The recent row over off-campus housing is a topic near and dear to both my heart and my checkbook. As one of the scandalous sophomores who have within the last month signed a lease for a non-Colgate-owned apartment for the 2009-’10 school year, I took great interest in reading Associate Director of Residential Life James Amato’s recent letter to the sophomore class. Amato’s message — which, in short, told sophomores to quit being so proactive on senior-year housing — ignores some of the obvious shortfalls of Colgate’s ResLife programming and serves as yet another example of an office dreadfully out-of-touch with the housing situation at Colgate.

In particular, Amato’s point that “there are opportunities for senior year living that will not be known until the start of the junior year” riles me as a reinforcement of Colgate’s system of Balkanized housing that has been so ardently supported under the New Vision for Residential Education. In reviewing the Maroon-News files on housing, I’ve found that even before the University’s 2004 acquisition of Greek Life houses, Colgate supported efforts to get upper-class year students to participate in “theme” housing. Whether it be Greek Life, academically oriented, racially segregated, or otherwise loosely veiled under some sort of ResLife “opportunity,” Colgate’s multitude of housing programs seem determined to maximize the productivity of Colgate students, programming their lives even in their school-year homes.

I certainly do not wish to detract from those programs that serve legitimate purposes; my friends that reside in houses such as 94 Broad, Sigma Chi and the Creative Arts House all contribute a great deal to the campus dynamic. That said, I don’t feel any particular compunction about not joining these programs myself. When my days of classes, labs, newspaper, and COVE meetings are complete, I look forward to returning to my room in Cutten, free to read the Times and do my work without another level of scheduling in my life.

Such a safe haven from the bustle of daily life is calming and, in my mind, quite necessary to the sanity of many Colgate students. Yet, as Colgate students get older, the University seems intent on restricting this ability. For those students not interested in fraternities or programmed houses, the housing options are frustrating at best.

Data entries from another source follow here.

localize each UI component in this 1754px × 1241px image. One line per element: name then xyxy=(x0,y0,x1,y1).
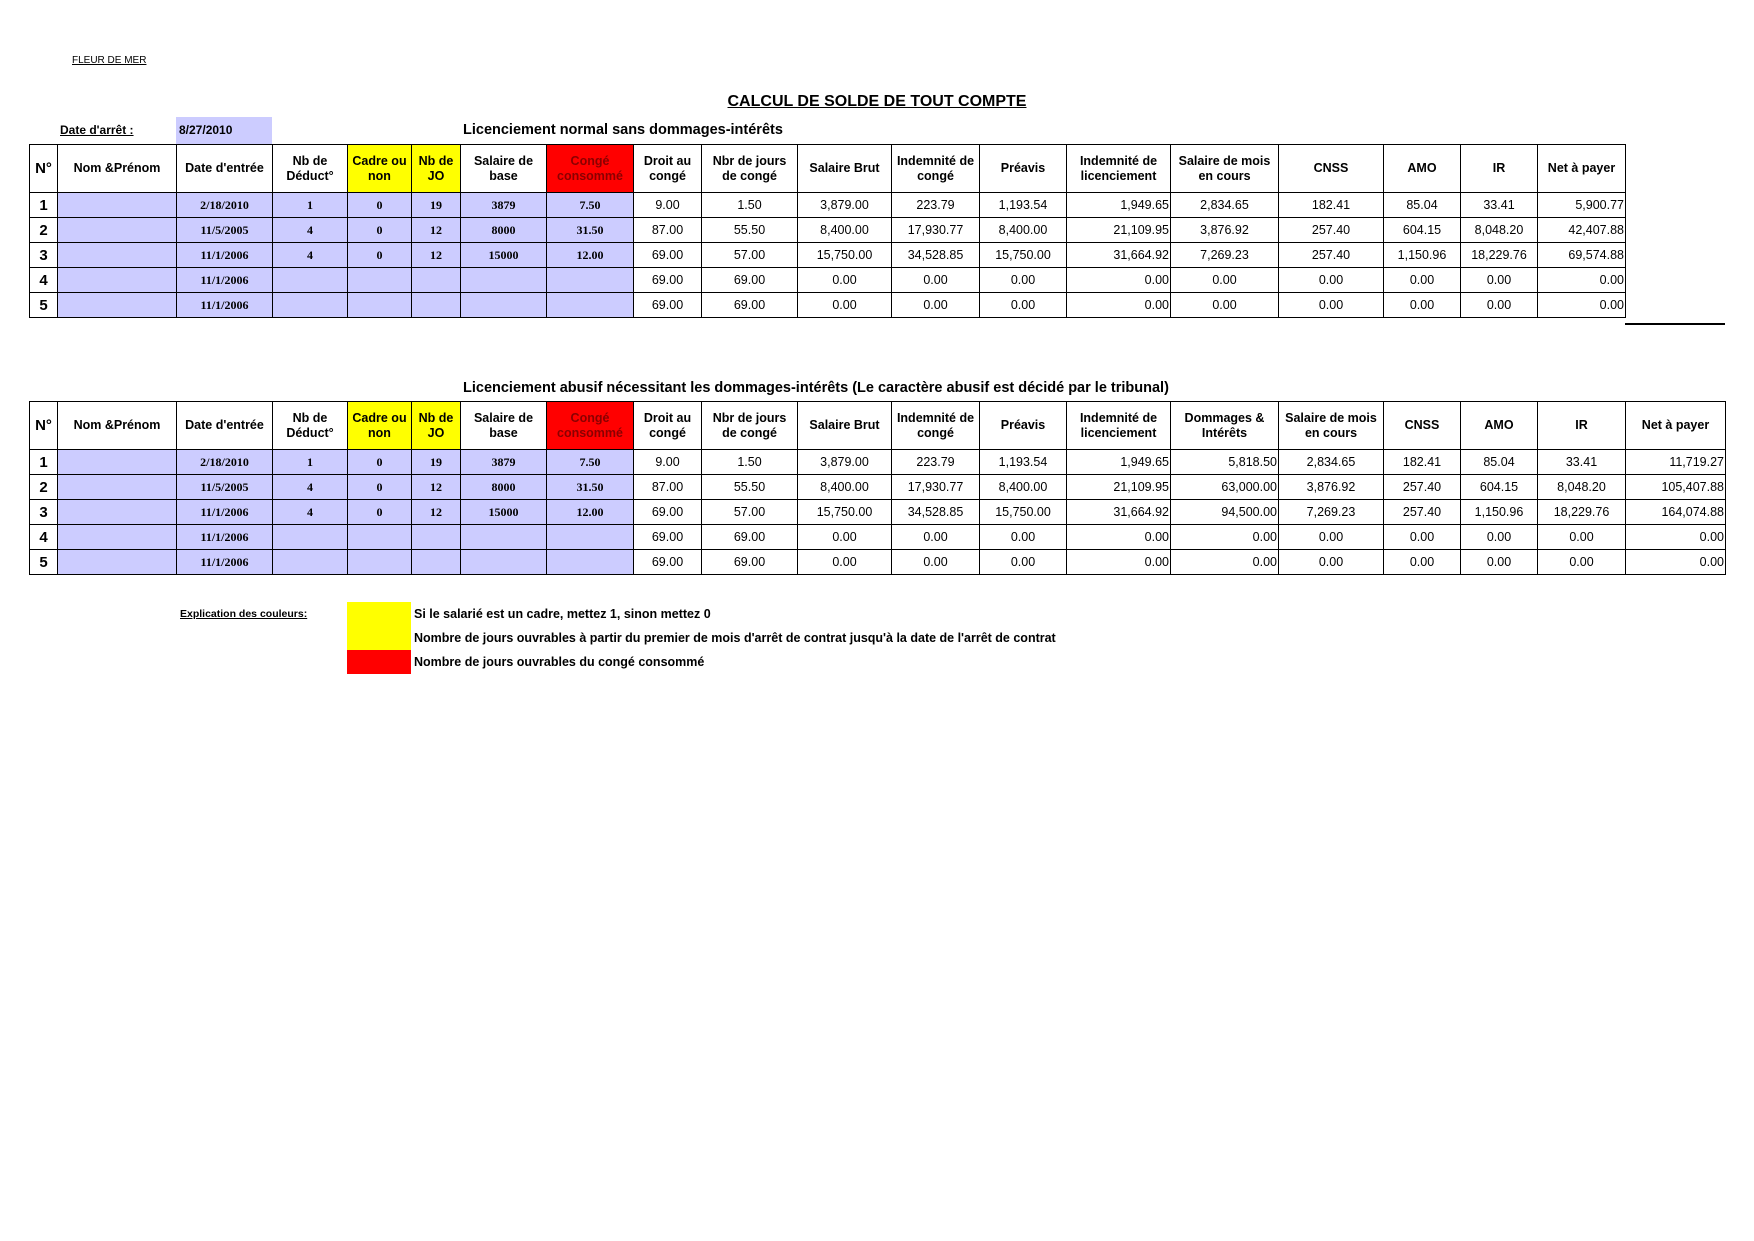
value-cell: 3,876.92 xyxy=(1171,218,1279,243)
input-cell[interactable] xyxy=(273,268,348,293)
table-row xyxy=(30,218,1626,243)
input-cell[interactable]: 7.50 xyxy=(547,450,634,475)
input-cell[interactable]: 12.00 xyxy=(547,243,634,268)
value-cell: 0.00 xyxy=(1538,268,1626,293)
column-header: Salaire de mois en cours xyxy=(1279,402,1384,450)
value-cell: 0.00 xyxy=(892,550,980,575)
value-cell: 69.00 xyxy=(634,550,702,575)
value-cell: 0.00 xyxy=(798,268,892,293)
input-cell[interactable]: 1 xyxy=(273,193,348,218)
value-cell: 57.00 xyxy=(702,243,798,268)
value-cell: 0.00 xyxy=(1461,550,1538,575)
value-cell: 0.00 xyxy=(892,293,980,318)
value-cell: 0.00 xyxy=(1384,293,1461,318)
input-cell[interactable]: 19 xyxy=(412,450,461,475)
value-cell: 8,400.00 xyxy=(980,475,1067,500)
input-cell[interactable] xyxy=(58,243,177,268)
input-cell[interactable]: 11/1/2006 xyxy=(177,550,273,575)
value-cell: 0.00 xyxy=(1067,525,1171,550)
header-row xyxy=(30,145,1626,193)
legend-item: Nombre de jours ouvrables du congé consommé xyxy=(414,655,705,669)
column-header: N° xyxy=(30,402,58,450)
input-cell[interactable]: 12.00 xyxy=(547,500,634,525)
date-input[interactable]: 8/27/2010 xyxy=(176,117,272,144)
value-cell: 8,400.00 xyxy=(798,218,892,243)
table-row xyxy=(30,550,1726,575)
value-cell: 34,528.85 xyxy=(892,500,980,525)
input-cell[interactable] xyxy=(58,193,177,218)
value-cell: 8,048.20 xyxy=(1461,218,1538,243)
input-cell[interactable]: 2/18/2010 xyxy=(177,450,273,475)
value-cell: 11,719.27 xyxy=(1626,450,1726,475)
input-cell[interactable] xyxy=(461,293,547,318)
input-cell[interactable] xyxy=(58,500,177,525)
value-cell: 257.40 xyxy=(1384,475,1461,500)
value-cell: 0.00 xyxy=(1384,550,1461,575)
input-cell[interactable] xyxy=(461,550,547,575)
value-cell: 3,879.00 xyxy=(798,450,892,475)
value-cell: 17,930.77 xyxy=(892,475,980,500)
column-header: Nom &Prénom xyxy=(58,145,177,193)
value-cell: 9.00 xyxy=(634,193,702,218)
table-row xyxy=(30,293,1626,318)
input-cell[interactable] xyxy=(412,525,461,550)
value-cell: 42,407.88 xyxy=(1538,218,1626,243)
table1-title: Licenciement normal sans dommages-intérêts xyxy=(463,122,783,138)
input-cell[interactable]: 8000 xyxy=(461,475,547,500)
input-cell[interactable] xyxy=(547,550,634,575)
row-number: 2 xyxy=(30,475,58,500)
input-cell[interactable]: 15000 xyxy=(461,243,547,268)
row-number: 1 xyxy=(30,193,58,218)
input-cell[interactable] xyxy=(58,218,177,243)
value-cell: 1,193.54 xyxy=(980,193,1067,218)
value-cell: 2,834.65 xyxy=(1279,450,1384,475)
value-cell: 0.00 xyxy=(1384,525,1461,550)
value-cell: 63,000.00 xyxy=(1171,475,1279,500)
input-cell[interactable] xyxy=(348,525,412,550)
value-cell: 69.00 xyxy=(634,243,702,268)
value-cell: 0.00 xyxy=(1279,550,1384,575)
column-header: Salaire de base xyxy=(461,402,547,450)
value-cell: 2,834.65 xyxy=(1171,193,1279,218)
input-cell[interactable] xyxy=(547,293,634,318)
value-cell: 0.00 xyxy=(1461,525,1538,550)
value-cell: 0.00 xyxy=(1067,550,1171,575)
value-cell: 69.00 xyxy=(634,525,702,550)
input-cell[interactable]: 19 xyxy=(412,193,461,218)
input-cell[interactable] xyxy=(58,293,177,318)
value-cell: 604.15 xyxy=(1384,218,1461,243)
value-cell: 3,876.92 xyxy=(1279,475,1384,500)
input-cell[interactable]: 31.50 xyxy=(547,475,634,500)
value-cell: 9.00 xyxy=(634,450,702,475)
value-cell: 1,949.65 xyxy=(1067,193,1171,218)
column-header: Nb de Déduct° xyxy=(273,145,348,193)
value-cell: 1.50 xyxy=(702,450,798,475)
input-cell[interactable]: 11/1/2006 xyxy=(177,268,273,293)
value-cell: 33.41 xyxy=(1461,193,1538,218)
table-row xyxy=(30,268,1626,293)
input-cell[interactable] xyxy=(273,293,348,318)
input-cell[interactable]: 11/5/2005 xyxy=(177,218,273,243)
value-cell: 182.41 xyxy=(1384,450,1461,475)
value-cell: 0.00 xyxy=(1626,550,1726,575)
input-cell[interactable]: 11/1/2006 xyxy=(177,293,273,318)
input-cell[interactable] xyxy=(348,268,412,293)
row-number: 4 xyxy=(30,525,58,550)
value-cell: 15,750.00 xyxy=(798,243,892,268)
column-header: Indemnité de congé xyxy=(892,145,980,193)
input-cell[interactable]: 31.50 xyxy=(547,218,634,243)
input-cell[interactable]: 0 xyxy=(348,193,412,218)
column-header: Indemnité de licenciement xyxy=(1067,402,1171,450)
value-cell: 69.00 xyxy=(702,268,798,293)
header-row xyxy=(30,402,1726,450)
value-cell: 69.00 xyxy=(702,293,798,318)
value-cell: 15,750.00 xyxy=(798,500,892,525)
value-cell: 0.00 xyxy=(1279,293,1384,318)
column-header: Congé consommé xyxy=(547,145,634,193)
value-cell: 69.00 xyxy=(634,293,702,318)
input-cell[interactable]: 12 xyxy=(412,218,461,243)
column-header: AMO xyxy=(1461,402,1538,450)
input-cell[interactable] xyxy=(461,268,547,293)
value-cell: 69.00 xyxy=(634,268,702,293)
input-cell[interactable]: 3879 xyxy=(461,450,547,475)
column-header: Cadre ou non xyxy=(348,145,412,193)
value-cell: 69.00 xyxy=(702,525,798,550)
value-cell: 31,664.92 xyxy=(1067,500,1171,525)
value-cell: 18,229.76 xyxy=(1461,243,1538,268)
column-header: Droit au congé xyxy=(634,145,702,193)
input-cell[interactable]: 1 xyxy=(273,450,348,475)
row-number: 5 xyxy=(30,293,58,318)
input-cell[interactable] xyxy=(547,525,634,550)
value-cell: 87.00 xyxy=(634,475,702,500)
abusive-dismissal-table xyxy=(29,401,1726,575)
legend-yellow-swatch xyxy=(347,602,411,650)
legend-item: Nombre de jours ouvrables à partir du premier de mois d'arrêt de contrat jusqu'à la date de l'arrêt de contrat xyxy=(414,631,1056,645)
value-cell: 85.04 xyxy=(1384,193,1461,218)
value-cell: 223.79 xyxy=(892,193,980,218)
input-cell[interactable] xyxy=(412,268,461,293)
value-cell: 0.00 xyxy=(1171,293,1279,318)
value-cell: 1,150.96 xyxy=(1461,500,1538,525)
value-cell: 257.40 xyxy=(1384,500,1461,525)
value-cell: 257.40 xyxy=(1279,243,1384,268)
legend-red-swatch xyxy=(347,650,411,674)
table-row xyxy=(30,500,1726,525)
value-cell: 69,574.88 xyxy=(1538,243,1626,268)
value-cell: 0.00 xyxy=(1538,525,1626,550)
value-cell: 0.00 xyxy=(980,525,1067,550)
value-cell: 57.00 xyxy=(702,500,798,525)
value-cell: 55.50 xyxy=(702,218,798,243)
value-cell: 0.00 xyxy=(1171,525,1279,550)
value-cell: 164,074.88 xyxy=(1626,500,1726,525)
input-cell[interactable] xyxy=(412,550,461,575)
input-cell[interactable] xyxy=(58,550,177,575)
table-row xyxy=(30,525,1726,550)
column-header: Préavis xyxy=(980,145,1067,193)
input-cell[interactable]: 7.50 xyxy=(547,193,634,218)
value-cell: 15,750.00 xyxy=(980,243,1067,268)
row-number: 2 xyxy=(30,218,58,243)
value-cell: 1.50 xyxy=(702,193,798,218)
value-cell: 5,900.77 xyxy=(1538,193,1626,218)
input-cell[interactable] xyxy=(273,525,348,550)
value-cell: 21,109.95 xyxy=(1067,218,1171,243)
column-header: Salaire de mois en cours xyxy=(1171,145,1279,193)
value-cell: 0.00 xyxy=(1279,525,1384,550)
value-cell: 85.04 xyxy=(1461,450,1538,475)
row-number: 3 xyxy=(30,500,58,525)
input-cell[interactable]: 11/5/2005 xyxy=(177,475,273,500)
input-cell[interactable]: 11/1/2006 xyxy=(177,525,273,550)
column-header: Indemnité de licenciement xyxy=(1067,145,1171,193)
column-header: Préavis xyxy=(980,402,1067,450)
value-cell: 21,109.95 xyxy=(1067,475,1171,500)
column-header: IR xyxy=(1538,402,1626,450)
input-cell[interactable] xyxy=(58,525,177,550)
input-cell[interactable]: 12 xyxy=(412,243,461,268)
input-cell[interactable] xyxy=(547,268,634,293)
value-cell: 604.15 xyxy=(1461,475,1538,500)
column-header: Droit au congé xyxy=(634,402,702,450)
value-cell: 0.00 xyxy=(1538,293,1626,318)
page-title: CALCUL DE SOLDE DE TOUT COMPTE xyxy=(727,93,1027,110)
column-header: Nb de JO xyxy=(412,402,461,450)
input-cell[interactable] xyxy=(58,268,177,293)
input-cell[interactable]: 2/18/2010 xyxy=(177,193,273,218)
input-cell[interactable]: 11/1/2006 xyxy=(177,500,273,525)
input-cell[interactable] xyxy=(58,475,177,500)
input-cell[interactable] xyxy=(273,550,348,575)
value-cell: 0.00 xyxy=(798,293,892,318)
column-header: CNSS xyxy=(1279,145,1384,193)
row-number: 5 xyxy=(30,550,58,575)
table-row xyxy=(30,475,1726,500)
value-cell: 0.00 xyxy=(892,525,980,550)
column-header: Net à payer xyxy=(1626,402,1726,450)
input-cell[interactable] xyxy=(348,293,412,318)
value-cell: 0.00 xyxy=(1067,268,1171,293)
value-cell: 0.00 xyxy=(1171,268,1279,293)
value-cell: 0.00 xyxy=(1461,268,1538,293)
column-header: Nbr de jours de congé xyxy=(702,402,798,450)
column-header: Net à payer xyxy=(1538,145,1626,193)
input-cell[interactable]: 8000 xyxy=(461,218,547,243)
column-header: Nb de Déduct° xyxy=(273,402,348,450)
value-cell: 0.00 xyxy=(980,550,1067,575)
input-cell[interactable]: 4 xyxy=(273,243,348,268)
divider xyxy=(1625,323,1725,325)
value-cell: 17,930.77 xyxy=(892,218,980,243)
value-cell: 87.00 xyxy=(634,218,702,243)
input-cell[interactable] xyxy=(58,450,177,475)
column-header: IR xyxy=(1461,145,1538,193)
legend-label: Explication des couleurs: xyxy=(180,608,308,620)
value-cell: 182.41 xyxy=(1279,193,1384,218)
value-cell: 0.00 xyxy=(798,525,892,550)
value-cell: 33.41 xyxy=(1538,450,1626,475)
value-cell: 1,193.54 xyxy=(980,450,1067,475)
input-cell[interactable]: 15000 xyxy=(461,500,547,525)
input-cell[interactable]: 0 xyxy=(348,218,412,243)
input-cell[interactable] xyxy=(412,293,461,318)
value-cell: 0.00 xyxy=(1384,268,1461,293)
value-cell: 105,407.88 xyxy=(1626,475,1726,500)
input-cell[interactable]: 4 xyxy=(273,475,348,500)
input-cell[interactable]: 4 xyxy=(273,500,348,525)
column-header: Nom &Prénom xyxy=(58,402,177,450)
column-header: Cadre ou non xyxy=(348,402,412,450)
input-cell[interactable]: 0 xyxy=(348,500,412,525)
value-cell: 18,229.76 xyxy=(1538,500,1626,525)
table2-title: Licenciement abusif nécessitant les dommages-intérêts (Le caractère abusif est décidé par le tribunal) xyxy=(463,380,1169,396)
table-row xyxy=(30,243,1626,268)
column-header: Nb de JO xyxy=(412,145,461,193)
input-cell[interactable]: 0 xyxy=(348,243,412,268)
column-header: Nbr de jours de congé xyxy=(702,145,798,193)
value-cell: 0.00 xyxy=(980,293,1067,318)
normal-dismissal-table xyxy=(29,144,1626,318)
input-cell[interactable] xyxy=(461,525,547,550)
column-header: Salaire Brut xyxy=(798,145,892,193)
value-cell: 0.00 xyxy=(1067,293,1171,318)
value-cell: 0.00 xyxy=(1171,550,1279,575)
value-cell: 0.00 xyxy=(892,268,980,293)
input-cell[interactable]: 0 xyxy=(348,450,412,475)
value-cell: 69.00 xyxy=(702,550,798,575)
column-header: Indemnité de congé xyxy=(892,402,980,450)
value-cell: 8,400.00 xyxy=(798,475,892,500)
value-cell: 55.50 xyxy=(702,475,798,500)
value-cell: 7,269.23 xyxy=(1171,243,1279,268)
input-cell[interactable]: 12 xyxy=(412,475,461,500)
input-cell[interactable]: 0 xyxy=(348,475,412,500)
value-cell: 0.00 xyxy=(798,550,892,575)
column-header: CNSS xyxy=(1384,402,1461,450)
value-cell: 94,500.00 xyxy=(1171,500,1279,525)
value-cell: 0.00 xyxy=(1626,525,1726,550)
column-header: Date d'entrée xyxy=(177,145,273,193)
column-header: AMO xyxy=(1384,145,1461,193)
column-header: Salaire de base xyxy=(461,145,547,193)
value-cell: 0.00 xyxy=(980,268,1067,293)
legend-item: Si le salarié est un cadre, mettez 1, sinon mettez 0 xyxy=(414,607,711,621)
value-cell: 34,528.85 xyxy=(892,243,980,268)
value-cell: 31,664.92 xyxy=(1067,243,1171,268)
column-header: Date d'entrée xyxy=(177,402,273,450)
table-row xyxy=(30,450,1726,475)
table-row xyxy=(30,193,1626,218)
input-cell[interactable]: 12 xyxy=(412,500,461,525)
row-number: 4 xyxy=(30,268,58,293)
value-cell: 7,269.23 xyxy=(1279,500,1384,525)
value-cell: 8,048.20 xyxy=(1538,475,1626,500)
input-cell[interactable]: 3879 xyxy=(461,193,547,218)
value-cell: 3,879.00 xyxy=(798,193,892,218)
column-header: N° xyxy=(30,145,58,193)
value-cell: 69.00 xyxy=(634,500,702,525)
value-cell: 1,949.65 xyxy=(1067,450,1171,475)
value-cell: 8,400.00 xyxy=(980,218,1067,243)
row-number: 1 xyxy=(30,450,58,475)
column-header: Salaire Brut xyxy=(798,402,892,450)
value-cell: 0.00 xyxy=(1538,550,1626,575)
value-cell: 5,818.50 xyxy=(1171,450,1279,475)
value-cell: 0.00 xyxy=(1279,268,1384,293)
value-cell: 257.40 xyxy=(1279,218,1384,243)
input-cell[interactable]: 4 xyxy=(273,218,348,243)
value-cell: 0.00 xyxy=(1461,293,1538,318)
company-name: FLEUR DE MER xyxy=(72,55,147,66)
value-cell: 1,150.96 xyxy=(1384,243,1461,268)
date-label: Date d'arrêt : xyxy=(60,123,134,137)
column-header: Dommages & Intérêts xyxy=(1171,402,1279,450)
column-header: Congé consommé xyxy=(547,402,634,450)
row-number: 3 xyxy=(30,243,58,268)
value-cell: 15,750.00 xyxy=(980,500,1067,525)
value-cell: 223.79 xyxy=(892,450,980,475)
input-cell[interactable] xyxy=(348,550,412,575)
input-cell[interactable]: 11/1/2006 xyxy=(177,243,273,268)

The newest of these options — the Townhouses — were conceived as a response to the housing crunch of the 1990s. For all of their modern amenities and comforts, last year’s housing process showed that few older students relish the idea of living with 11 to 15 of their semi-best friends, especially when such an arrangement is only possible after an application process that includes an at least half-thoughtful theme proposal. While Parker and Newell apartments may be smaller and non-themed, the possibility of being exiled to the University Court complex looms at the back of the junior and senior housing lotteries. ResLife’s subliminal message is clear — pick a theme or suffer a year at the whim of the B Cruiser.

Frankly, I loathe the idea of being so completely removed from both the school and the Village, and that is why last month I signed a lease for a downtown apartment. My decision to “circumvent the University administered process for receiving off-campus housing,” as James Amato put it, was driven not by a desire to offend or derail Colgate’s housing program, but simply as a means of avoiding it altogether. If ResLife or any of my classmates call this action “unfair,” so be it — I call it enterprising. If Colgate really wants to produce self-reliant students, perhaps the school ought to get off our backs about taking the initiative to jump on decent apartments, just as we will be forced to do when we graduate from our beloved ivory tower on a hill.